Two days after I heard about Richard McWilliam's passing I learned that Krause Publications was killing Comics Buyer's Guide after 42 years.
Any proper tribute to CBG is a tribute to Don and Maggie Thompson, the paper's founders and editors. Don was an old newspaper salt from Cleveland; Maggie was as quick-witted and silver-tongued as any Billy Wilder heroine. Together they created a hobby magazine that stood any test as a paper. It was tight, entertaining, comprehensive, and journalistically sound as a dollar -- qualities you may not associate with the printed press any more because so few papers measure up.
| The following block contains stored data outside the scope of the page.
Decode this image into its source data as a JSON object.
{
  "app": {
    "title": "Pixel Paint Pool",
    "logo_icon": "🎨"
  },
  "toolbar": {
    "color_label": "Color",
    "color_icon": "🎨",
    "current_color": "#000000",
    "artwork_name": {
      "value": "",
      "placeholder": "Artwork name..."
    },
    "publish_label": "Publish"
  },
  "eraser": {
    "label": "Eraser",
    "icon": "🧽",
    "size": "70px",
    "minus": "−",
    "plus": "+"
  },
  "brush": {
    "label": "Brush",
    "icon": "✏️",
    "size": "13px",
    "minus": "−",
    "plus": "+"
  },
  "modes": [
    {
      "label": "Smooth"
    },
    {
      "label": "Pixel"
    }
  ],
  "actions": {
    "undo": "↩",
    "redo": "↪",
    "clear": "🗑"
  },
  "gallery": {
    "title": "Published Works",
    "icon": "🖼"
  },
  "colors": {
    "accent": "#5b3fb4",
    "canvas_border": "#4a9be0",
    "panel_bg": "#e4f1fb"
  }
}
Don and Maggie were finicky about things like the proper usages of "comic" and "comics," the punctuation of the paper's title, and the stylebook from A through P, and they covered the comic-book beat like no one has and no one ever will, because no one will ever again give it the hard-news treatment the way Don and Maggie did.
CBG at its best pinpointed where comics were and where they had been, celebrated them as art and literature, but never lost sight of the fact that comic books are inherently disposable, trashy fun. Think it's easy keeping all those balls in the air? Try it sometime.
As an interested third party, I found CBG too comic-y on occasion, but there was always something worth reading, a Peter David rant or a Mark Martin cartoon or one of Don and Maggie's wonderful up-front columns.
I had the privilege of sitting one desk over from Don and Maggie for several years, and it was never less than a delight. Sometimes I was sitting next to the Bickersons; open offices never meant much to Don and Maggie when there was a disagreement of substance. Sometimes I was sitting next to Cary Grant and Rosalind Russell in His Girl Friday. Some days I was sitting next to Woodward and Bernstein. There were lessons to be learned every day in how to be a good journalist, and a good partner in a marriage. I picked up what I could, and kick myself for not picking up more.
Don died too young from a variety of journalists' maladies. They buried him on a hill in Iola, Wis. It was late spring, a warm wind scattered the scent from the purple lilacs that lined the cemetery, and I cried. If memory serves, Maggie was back at work in a day or two, cranking out another dead-solid issue that included a perfectly modulated tribute to her mentor, co-editor, life partner, and friend.
I haven't yet cried for CBG, and it's too soon to smell the lilacs on the springtime breeze, but here's my tribute. It's not as well-crafted as something Maggie might have turned out, but it means well. CBG was a great paper, and I'll miss it dearly.
In those late, grand days of the hobby press, when CBG was just Don and Maggie and personal appearances forced them both out of town, sometimes they would let me proof the pages for CBG before it went to press. As a journalist, I've never been more honored.